Two songwriters had filed a $20 million lawsuit accusing her of infringing on their copyright of a song with the same name: “All I Want for Christmas Is You.”
“All I Want for Christmas Is You,” the perennial hit song by Mariah Carey that has become a holiday ear worm for the ages, was not stolen from other songwriters, a federal judge in Los Angeles ruled this week.
In addition to dismissing the music copyright case, the judge, Mónica Ramírez Almadani, ordered the two songwriters who filed the lawsuit to pay at least part of the lawyers’ fees for Ms. Carey and Walter Afanasieff, her co-writer and a co-defendant.

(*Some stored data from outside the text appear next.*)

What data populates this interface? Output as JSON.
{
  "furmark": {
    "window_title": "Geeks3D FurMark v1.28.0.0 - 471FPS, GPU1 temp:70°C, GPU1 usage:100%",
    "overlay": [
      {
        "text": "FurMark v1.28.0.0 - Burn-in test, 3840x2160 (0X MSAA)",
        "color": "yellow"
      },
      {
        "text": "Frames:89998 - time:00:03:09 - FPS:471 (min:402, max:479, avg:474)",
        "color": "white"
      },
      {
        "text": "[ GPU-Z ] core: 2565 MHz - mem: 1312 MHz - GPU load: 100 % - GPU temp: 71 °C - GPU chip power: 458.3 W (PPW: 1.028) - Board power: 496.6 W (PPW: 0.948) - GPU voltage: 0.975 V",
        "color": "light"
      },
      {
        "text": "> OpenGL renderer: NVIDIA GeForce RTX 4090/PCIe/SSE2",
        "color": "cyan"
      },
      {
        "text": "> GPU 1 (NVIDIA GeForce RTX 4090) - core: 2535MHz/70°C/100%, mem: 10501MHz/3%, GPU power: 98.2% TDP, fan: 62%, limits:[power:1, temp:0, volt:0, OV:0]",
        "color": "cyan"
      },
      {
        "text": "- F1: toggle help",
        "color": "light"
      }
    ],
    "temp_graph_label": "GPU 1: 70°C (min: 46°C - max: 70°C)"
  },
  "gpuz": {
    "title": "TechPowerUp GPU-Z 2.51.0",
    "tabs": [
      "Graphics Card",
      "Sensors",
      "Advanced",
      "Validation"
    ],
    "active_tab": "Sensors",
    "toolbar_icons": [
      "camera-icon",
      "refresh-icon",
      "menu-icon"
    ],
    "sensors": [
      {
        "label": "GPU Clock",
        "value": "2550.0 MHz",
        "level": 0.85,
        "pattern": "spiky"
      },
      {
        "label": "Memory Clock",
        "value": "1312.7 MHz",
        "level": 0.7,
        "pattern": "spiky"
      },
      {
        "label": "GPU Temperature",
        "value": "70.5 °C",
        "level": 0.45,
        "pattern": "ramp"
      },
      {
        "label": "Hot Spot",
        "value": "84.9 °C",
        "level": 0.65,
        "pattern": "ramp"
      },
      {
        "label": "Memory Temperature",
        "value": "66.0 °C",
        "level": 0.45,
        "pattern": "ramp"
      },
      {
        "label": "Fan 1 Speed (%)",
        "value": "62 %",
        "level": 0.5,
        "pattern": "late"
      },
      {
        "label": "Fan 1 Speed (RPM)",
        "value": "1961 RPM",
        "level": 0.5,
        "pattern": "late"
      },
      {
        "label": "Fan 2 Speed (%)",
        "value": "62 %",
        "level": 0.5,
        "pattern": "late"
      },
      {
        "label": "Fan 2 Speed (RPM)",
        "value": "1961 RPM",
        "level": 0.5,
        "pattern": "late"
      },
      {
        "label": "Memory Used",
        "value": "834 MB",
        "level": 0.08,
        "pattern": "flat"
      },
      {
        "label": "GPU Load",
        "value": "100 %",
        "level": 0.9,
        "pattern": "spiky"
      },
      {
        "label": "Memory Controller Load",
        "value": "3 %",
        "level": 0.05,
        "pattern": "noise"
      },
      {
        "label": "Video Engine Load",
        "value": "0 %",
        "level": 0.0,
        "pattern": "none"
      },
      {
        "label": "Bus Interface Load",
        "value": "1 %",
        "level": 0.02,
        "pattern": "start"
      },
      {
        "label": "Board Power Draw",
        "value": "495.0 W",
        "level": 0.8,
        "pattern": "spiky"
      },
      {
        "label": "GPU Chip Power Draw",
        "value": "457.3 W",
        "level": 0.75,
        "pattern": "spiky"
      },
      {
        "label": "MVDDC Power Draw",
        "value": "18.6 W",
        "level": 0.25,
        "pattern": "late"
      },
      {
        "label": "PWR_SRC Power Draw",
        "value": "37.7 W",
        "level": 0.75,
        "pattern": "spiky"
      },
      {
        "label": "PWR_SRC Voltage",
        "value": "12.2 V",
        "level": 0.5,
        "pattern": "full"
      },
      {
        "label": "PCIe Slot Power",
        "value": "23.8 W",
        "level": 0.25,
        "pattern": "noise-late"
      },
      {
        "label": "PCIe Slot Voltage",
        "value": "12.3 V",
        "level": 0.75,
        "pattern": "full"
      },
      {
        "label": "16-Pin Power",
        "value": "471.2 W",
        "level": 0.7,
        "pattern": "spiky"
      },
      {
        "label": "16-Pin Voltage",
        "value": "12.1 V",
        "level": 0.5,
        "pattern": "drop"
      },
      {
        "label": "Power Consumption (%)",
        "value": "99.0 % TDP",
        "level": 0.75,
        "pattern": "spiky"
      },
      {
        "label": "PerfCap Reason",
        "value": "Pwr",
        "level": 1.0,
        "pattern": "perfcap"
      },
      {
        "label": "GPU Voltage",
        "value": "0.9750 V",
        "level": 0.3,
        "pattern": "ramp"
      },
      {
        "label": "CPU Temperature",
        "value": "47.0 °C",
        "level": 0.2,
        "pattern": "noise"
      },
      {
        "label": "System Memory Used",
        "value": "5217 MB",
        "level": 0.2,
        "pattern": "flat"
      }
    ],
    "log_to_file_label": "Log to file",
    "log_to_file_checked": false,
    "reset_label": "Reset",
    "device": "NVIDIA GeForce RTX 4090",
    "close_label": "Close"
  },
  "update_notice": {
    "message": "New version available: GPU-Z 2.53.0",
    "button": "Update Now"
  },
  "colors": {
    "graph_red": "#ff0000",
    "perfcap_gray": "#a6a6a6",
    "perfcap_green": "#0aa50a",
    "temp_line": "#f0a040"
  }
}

The lawsuit, which sought $20 million in damages, relied on music experts who claimed “similarities in isolation,” the judge found, but who failed to put those similarities in the context of the entire song. The judge said that the plaintiffs had not met the burden of showing substantial similarities.
The plaintiffs — Andy Stone, who uses the stage name Vince Vance, and Troy Powers — wrote the song in 1988, court documents show. Their song, also called “All I Want for Christmas Is You,” was recorded by Vince Vance and the Valiants and released in 1989.
It became a hit, appearing on Billboard’s Hot Country chart in 1994 and returning to the chart multiple times in the 1990s.
Ms. Carey’s song of the same name was released in late 1994 on her Christmas album, “Merry Christmas.”